A cidade vivia novos tempos. No início dos anos 70, ganhou duas faculdades – a de Filosofia e a de Agronomia, então Escola Superior de Agronomia do Espírito Santo. Ambas fruto da mobilização de lideranças locais em torno de um governador que foi o primeiro indicado pelo regime militar: Cristiano Dias Lopes.
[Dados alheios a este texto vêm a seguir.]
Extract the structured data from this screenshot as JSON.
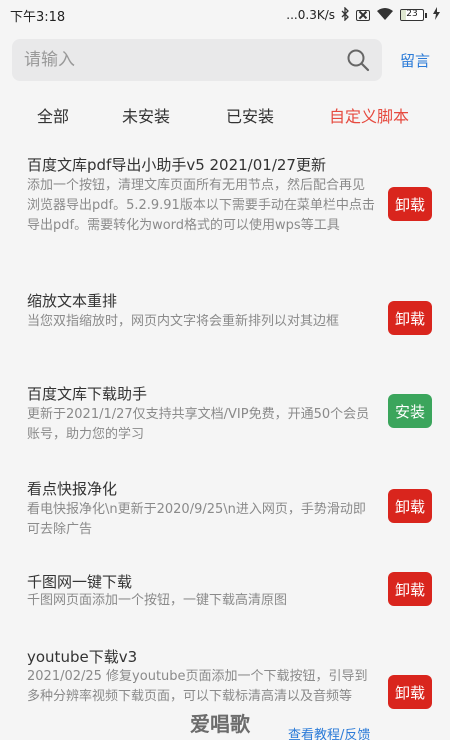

Por isso, seu nome foi dado ao Centro Acadêmico da Esaes, hoje um Centro Universitário vinculado à Universidade Federal do Espírito Santo, com mais de uma dezena de cursos de graduação, outros tantos de Mestrado e Doutorado.

O curso de Agronomia foi reconhecido pelo Ministério da Educação, salvo engano, em 1975 e houve uma grande comemoração pelas ruas da cidade, patrocinada pelos estudantes, que tomavam banho na fonte da Praça da Bandeira e, mais que isso, buscavam em casa os professores e os atiravam com roupa e tudo dentro d´água. Eu vi tudo isso acontecer com esses olhos que a terra não há de comer tão cedo – a depender de mim.

Mais tarde, a Esaes foi federalizada e incorporada pela Ufes como Centro Agropecuário e foi ganhando corpo até ser o que é hoje, um grande centro de formação de profissionais espalhados pelo Brasil inteiro.

A Fafia, que continuou como autarquia municipal e hoje míngua, teve fundamental importância na formação de professores para as escolas não apenas do Sul capixaba, mas também para cidades mineiras ali pelas bandas do Caparaó. O polo universitário cresceu tanto que há uns dez anos começou uma discussão sobre a criação de uma universidade autônoma na cidade. Hoje, diante dos fatos recentes, já não me iludo com isso.

Quantos profissionais de destaque hoje no Brasil não deram seus primeiros passos na escola pelas mãos de professores formados pela Fafia ou não passaram pelas mãos de estudantes da Esaes e, hoje, Centro de Ciênicas Agrárias da Ufes, que eram aproveitados como mão de obra nas salas de aula quando havia tanta carência de mestres na cidade!?

Sim, eu me lembro bem. Corria o ano de 1973. Márcio, um aluno grandão da Esaes, dava aula de matemática no Aristeu Aguiar e estava em minha sala. De repente, o diretor da escola adentra a sala (vou preservar sua identidade, em respeito à família), não sei o que havia acontecido no dia, dá um “sabão” na turma e nos chama de idiotas. Sim, aquela turma de 40 alunos adolescentes éramos uns idiotas.

Márcio fechou a cara e não falou nada. Quando o diretor saiu, e nós, com cara de, sim, idiotas, o Márcio, na autonomia do comando da classe, dirigiu-se a nós serenamente: “Vocês sabem o que é idiota? Isso é uma ofensa muito grave”. Cheguei em casa, e encontrei um dicionário surrado e fui consultar (não sei quantos o fizeram). Jamais esqueci o peso dessa palavra, ressuscitada pelo atual Presidente da República, eleito pela democracia que ele não parece valorizar.

Os “idiotas úteis” ajudaram a instalar o regime de 64, lutaram pelas Diretas Já, choraram Tancredo, derrubaram Collor e derrubaram Dilma, elegeram o Presidente atual e podem… ah, deixa prá lá.